1. Have your designated “fitness spot”:

Have a certain place or places in your home where you can work out. It doesn’t have to be extravagant or a large space. I always say at minimum, have enough space to lay a yoga mat down. Even for clients that I train at home, this proves to be enough space for them to work out and for myself to share the space with them to coach them through our workouts.

2. Have basic equipment:

What you will decide to have as a part of your at home gym will vary. I have put together a list of some of some equipment that is a part of my own home gym here. For someone who is only looking to do yoga or body weight training maybe at max, all you would need is a mat. If you are looking to train and challenge your bodies with various modalities while not having to purchase a lot of costly or big items that will take up a lot of space at home, something as basic as resistance bands, a couple of kettlebells and adjustable dumbbells can go a long ways.  You can find the links to these in my article on how to build your own home gym.   It’s kind of crazy how much you can get done with such little equipment!

at home ab workout

3. Have a routine:

If you don’t already have a routine, you need to build one. Building a routine means a few things to us.

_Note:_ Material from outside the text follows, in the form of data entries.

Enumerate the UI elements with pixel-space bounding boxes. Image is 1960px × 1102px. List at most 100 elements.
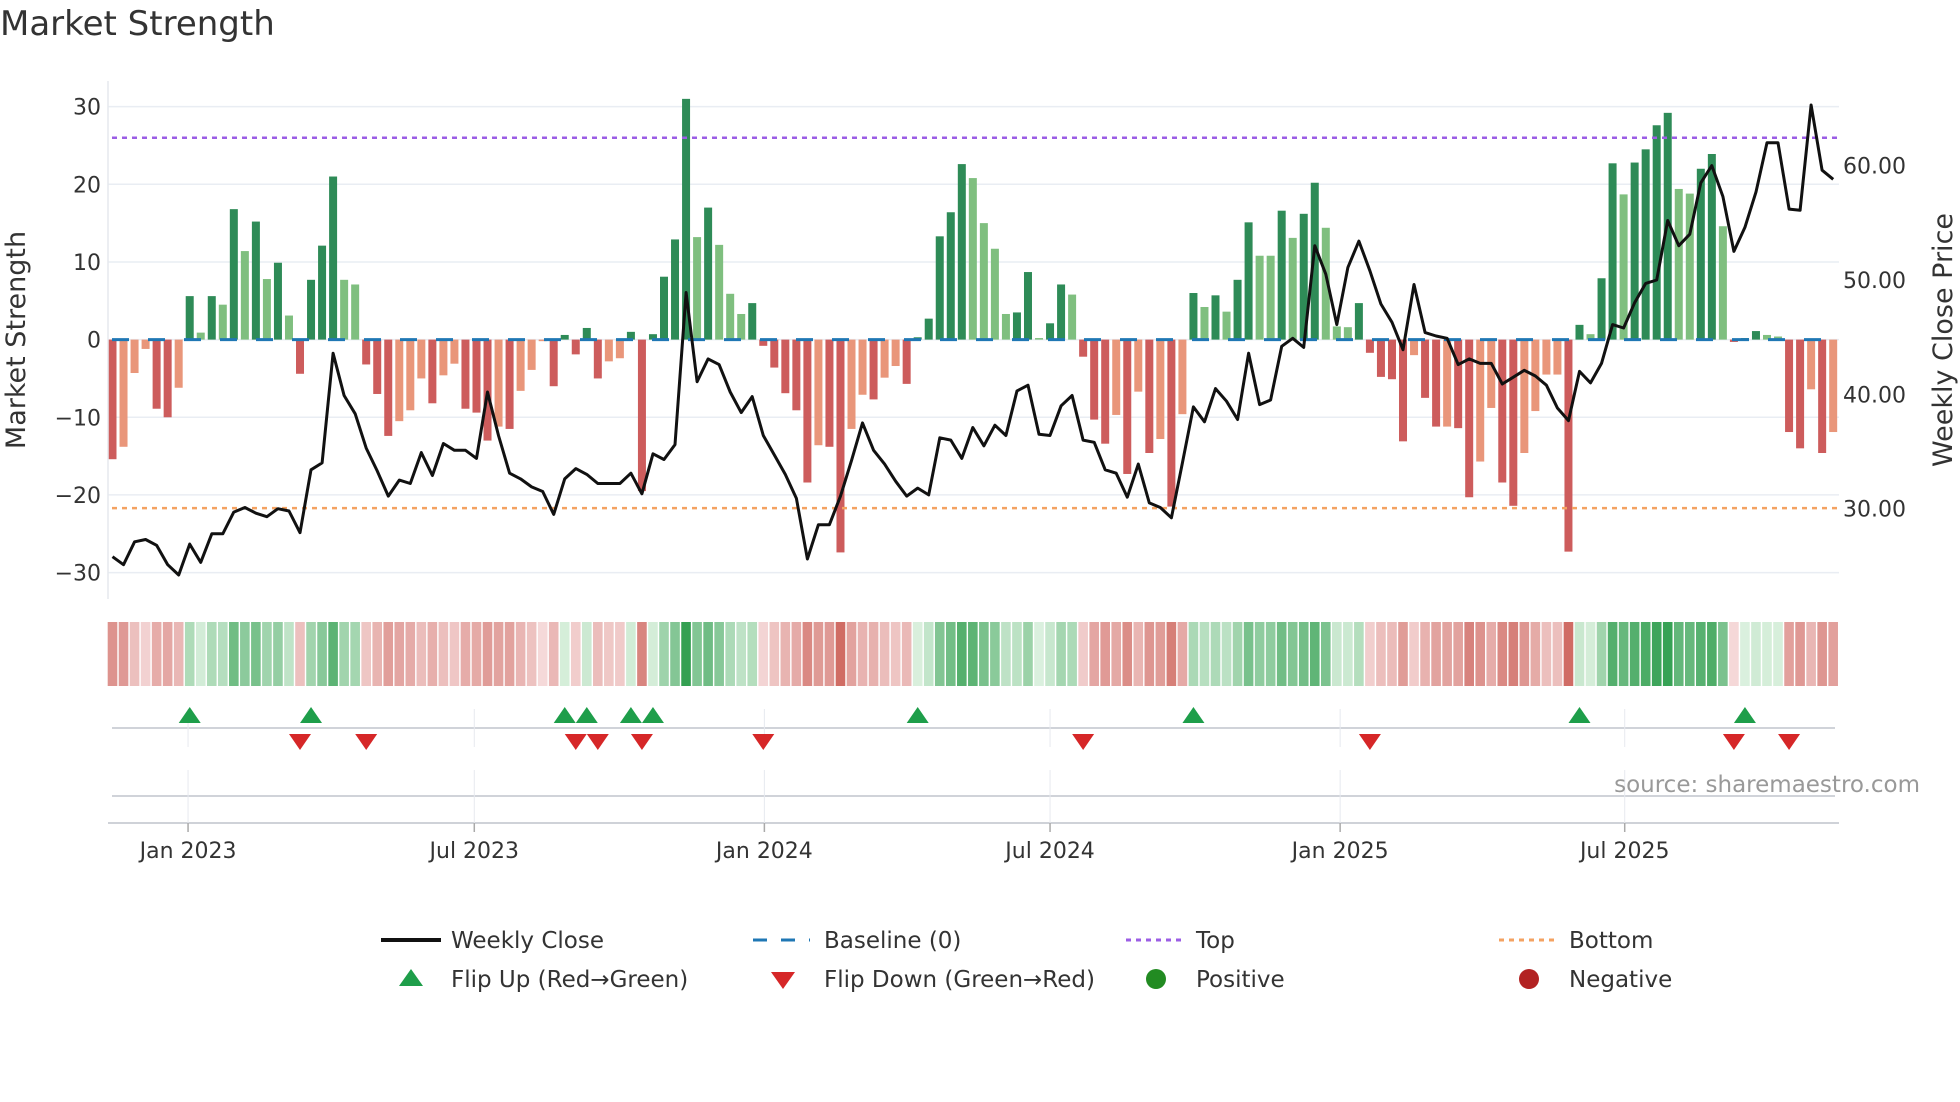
heatmap-cell [1354,622,1364,686]
y-axis-title: Market Strength [1,231,32,449]
heatmap-cell [1773,622,1783,686]
heatmap-cell [934,622,945,686]
flip-down-marker [289,734,312,750]
weekly-close-polyline [111,103,1835,577]
heatmap-cell [692,622,702,686]
heatmap-cell [1298,622,1309,686]
heatmap-cell [1365,622,1375,686]
strength-bar [273,262,282,340]
heatmap-cell [1574,622,1585,686]
heatmap-cell [449,622,460,686]
strength-bar [1244,222,1253,340]
heatmap-cell [383,622,394,686]
heatmap-cell [173,622,184,686]
y-tick-label: 0 [87,329,101,354]
heatmap-cell [1177,622,1188,686]
strength-bar [1586,334,1595,340]
strength-bar [1001,313,1010,340]
y-tick-label: −20 [55,484,101,509]
strength-bar [395,339,404,422]
flip-down-marker [355,734,378,750]
strength-bar [660,276,668,340]
heatmap-cell [295,622,305,686]
x-tick-label: Jan 2025 [1290,839,1389,864]
strength-bar [626,331,635,340]
flip-down-marker [752,734,775,750]
strength-bar [119,339,128,447]
strength-bar [1564,339,1573,552]
heatmap-cell [1111,622,1122,686]
heatmap-cell [482,622,493,686]
flip-down-marker [586,734,609,750]
heatmap-cell [626,622,636,686]
strength-bar [1277,210,1286,340]
legend-flip-down: Flip Down (Green→Red) [824,967,1095,993]
strength-bar [1498,339,1507,483]
strength-bar [439,339,448,376]
heatmap-cell [1618,622,1629,686]
heatmap-cell [813,622,824,686]
heatmap-cell [615,622,625,686]
strength-heatmap [107,622,1838,686]
heatmap-cell [427,622,438,686]
chart-title: Market Strength [0,4,275,44]
flip-up-marker [619,707,642,723]
heatmap-cell [151,622,162,686]
strength-bar [1200,306,1209,340]
strength-bar [1443,339,1452,427]
heatmap-cell [990,622,1000,686]
legend-flip-up-icon [399,969,423,986]
strength-bar [990,248,999,340]
flip-down-marker [1072,734,1095,750]
strength-bar [1542,339,1551,375]
strength-bar [373,339,382,394]
legend-flip-up: Flip Up (Red→Green) [451,967,688,993]
heatmap-cell [548,622,559,686]
x-tick-label: Jan 2023 [138,839,237,864]
weekly-close-line [111,103,1835,577]
heatmap-cell [273,622,283,686]
strength-bar [869,339,878,400]
y2-tick-label: 50.00 [1843,269,1906,294]
heatmap-cell [1541,622,1552,686]
heatmap-cell [747,622,758,686]
heatmap-cell [1817,622,1827,686]
heatmap-cell [206,622,217,686]
heatmap-cell [184,622,195,686]
strength-bar [1707,154,1716,340]
heatmap-cell [1343,622,1353,686]
strength-bar [858,339,867,395]
strength-bar [538,339,547,342]
x-tick-label: Jul 2025 [1578,839,1670,864]
heatmap-cell [1596,622,1607,686]
heatmap-cell [328,622,338,686]
strength-bar [1410,339,1419,356]
heatmap-cell [791,622,802,686]
strength-bar [1641,149,1650,340]
heatmap-cell [1056,622,1066,686]
strength-bar [935,236,944,340]
strength-bar [1178,339,1187,415]
heatmap-cell [1133,622,1144,686]
flip-up-marker [641,707,664,723]
strength-bar [1487,339,1496,408]
flip-up-marker [1182,707,1205,723]
strength-bar [1299,213,1308,340]
heatmap-cell [979,622,989,686]
strength-bar [1035,338,1044,340]
strength-bar [1012,312,1021,340]
strength-bar [1123,339,1132,474]
heatmap-cell [1607,622,1618,686]
strength-bar [593,339,602,379]
strength-bar [218,304,227,340]
strength-bar [891,339,900,367]
heatmap-cell [570,622,581,686]
heatmap-cell [1519,622,1530,686]
strength-bar [108,339,117,460]
heatmap-cell [1486,622,1497,686]
strength-bar [1763,334,1771,340]
heatmap-cell [1254,622,1265,686]
strength-bar [406,339,415,411]
strength-bar [307,279,316,340]
heatmap-cell [1453,622,1463,686]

  • Designated specific times you are going to workout
  • Knowing what you are going to work on during your workout and more specifically
  • Knowing how or what exercises you are going to do

If the last point is out of your realm of personal capabilities then there are ways around this including:

  • Working out with an app
  • Instagram + YouTube: There is plenty of free information out there from several wellness professionals. I recommend finding a couple that you like and following them for free content.  I’ve linked out to mine as I have free content and will continue to post on Instagram, YouTube and occasionally on Facebook.
  • Online/virtual training: There are plenty of professionals who work with clients or groups online. Again, do your research and see if you can find someone who is qualified who you would like to work with. New York New You does offer online fitness and wellness sessions.  If you are interested in talking to someone about online sessions, contact us here.
  • Downloadable workouts

4.  Plan/schedule your workouts:

If you do not already have it, put your workouts on your calendar to help you hold yourself accountable.  If you are putting it on a calendar that is on your phone, set a reminder/alarm to alert you so you can wrap up whatever task you are on.   Just like a meeting at work or with someone else, you should keep to your commitment with yourself or reschedule if needed. Do not cancel on yourself and hold yourself accountable to your commitments.

5.  Have a workout buddy?:

This isn’t for everyone, but some people do prefer to work in groups. Even though it is online/virtual, you can still continue to workout with a group of people through group chats on tools like Google Chats or WhatsApp. If you are doing online training with a professional trainer, doing it with a group is a really fun, great and cost savvy option as well. It’s a personalized approach to your fitness with more manageable costs.

6.  Keep track of your workouts:

This doesn’t have to be fancy either. A basic free app like Runtastic will do the trick. Runtastic (and likewise apps) allow you to track the specific activity, date and duration. It will also estimate the calories burned. The idea behind tracking your progress is that seeing your work over time will encourage you. The app will also encourage you to keep up with your progress or schedule a workout if it has been a while.